Centered at the origin of coordinates is an insulated, conducting sphere of radius a.  A positive point charge q is located a distance d (d > a) from the center.  What is the smallest positive charge, which must be on the sphere in order that the surface charge density will nowhere be negative?

Solution:

• Concepts:
  The method of images
• Reasoning:
  The method of images is the preferred method for finding the potential of a charge distribution outside a conducting sphere.
• Details of the calculation:
  Assume that the point charge q is located on the z axis at z = d.  Place an image charge q' = -aq/d on the z-axis at z' = a²/d.  This will keep the sphere at zero potential.  Assume the sphere must hold a total charge Q = q' + q'' in order that the surface charge density will nowhere be negative.  Place q'' at the center of the sphere.
  σ = ε₀E_r is the surface charge density.
  E_r is the radial component of the electric field on the surface.
  E_r(ar/r) = [1/(4πε₀)][q(ar/r - dk)∙(r/r)/|ar/r - dk|³
  - (aq/d)(ar/r - (a²/d)k)∙(r/r)/|ar/r - (a²/d)k|³ + (q''/a²)]
  = [1/(4πε₀)][q(a - dcosθ)/(a² + d² - 2adcosθ)^3/2
  - (aq/d)(a - a²cosθ/d)/(a² + a²/d² - 2a³cosθ/d)^3/2 + (q''/a²)]
  
  = [1/(4πε₀)][q(a - dcosθ - d²/a + dcosθ)/(a² + d² - 2dacosθ)^3/2 + (q''/a²)]
  = [q/(4πε₀a²)][(1 - d²/a²)/(1 + d²/a² - 2(d/a)cosθ)^3/2 + (q''/q)].
  
  σ = ε₀E_r = [q/(4πa²)][(1 - d²/a²)/(1 + d²/a² - 2(d/a)cosθ)^3/2 + (q''/q)].
  
  (1 - d²/a²)/(1 + d²/a² - 2(d/a)cosθ)^3/2 is a negative number.  Its magnitude is largest when the denominator is smallest.
  σ_min = ε₀E_r = [q/(4πa²)][(1 - d²/a²)/(1 + d²/a² - 2(d/a))^3/2 + (q''/q)].
  We want σ_min = 0.
  q'' = q(d²/a² - 1)/(d/a - 1)³ = q(d/a + 1)/(d/a - 1)².
  The smallest positive charge, which must be on the sphere in order that the surface charge density will nowhere be negative is
  Q = q'' + q' = q'' - (aq/d) = q[(d/a + 1)/(d/a - 1)² - a/d].
  
  A simpler way of finding q'':
  σ = ε₀E_r is the surface charge density.  It will have its lowest value at z = a, because q' is closest to that surface point.

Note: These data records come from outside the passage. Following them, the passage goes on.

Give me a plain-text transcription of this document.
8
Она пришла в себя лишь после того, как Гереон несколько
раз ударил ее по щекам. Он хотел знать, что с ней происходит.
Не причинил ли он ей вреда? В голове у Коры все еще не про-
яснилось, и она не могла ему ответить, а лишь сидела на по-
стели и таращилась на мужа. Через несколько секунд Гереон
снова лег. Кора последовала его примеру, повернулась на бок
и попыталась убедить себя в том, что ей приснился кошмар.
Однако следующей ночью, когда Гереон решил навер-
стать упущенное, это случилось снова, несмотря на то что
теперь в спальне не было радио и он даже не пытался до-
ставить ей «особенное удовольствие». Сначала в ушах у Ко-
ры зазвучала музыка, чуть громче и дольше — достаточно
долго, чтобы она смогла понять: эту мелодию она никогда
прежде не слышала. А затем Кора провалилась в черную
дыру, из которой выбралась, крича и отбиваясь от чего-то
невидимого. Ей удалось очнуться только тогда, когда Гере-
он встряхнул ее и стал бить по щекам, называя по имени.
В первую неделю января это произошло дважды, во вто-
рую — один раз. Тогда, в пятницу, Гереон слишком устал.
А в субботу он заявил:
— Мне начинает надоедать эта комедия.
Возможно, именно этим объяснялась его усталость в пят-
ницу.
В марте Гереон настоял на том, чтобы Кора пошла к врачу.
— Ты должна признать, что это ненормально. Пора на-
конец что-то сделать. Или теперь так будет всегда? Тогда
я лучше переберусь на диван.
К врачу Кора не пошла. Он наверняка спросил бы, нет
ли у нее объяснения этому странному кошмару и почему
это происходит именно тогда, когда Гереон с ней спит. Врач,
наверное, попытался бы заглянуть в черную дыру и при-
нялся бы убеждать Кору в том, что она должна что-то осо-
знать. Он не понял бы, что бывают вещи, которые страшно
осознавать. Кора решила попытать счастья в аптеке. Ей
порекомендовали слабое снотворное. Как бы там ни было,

  E_r(z = a) = E(z = a) = [1/(4πε₀)][-q/(d - a)² - (aq/d)/(a - a²/d)² + q''/a²].
  σ(z = a) = [q/(4πa²)][-1/(d/a - 1)² - (d/a) /(d/a - 1)² + q''/a²]
  = [q/(4πa²)][-(d/a + 1)/(d/a - 1)² + q''].
  σ(z = a) is negative unless q'' ≥ (d/a + 1)/(d/a - 1)².
  For σ_min = 0 we need q'' = (d/a + 1)/(d/a - 1)².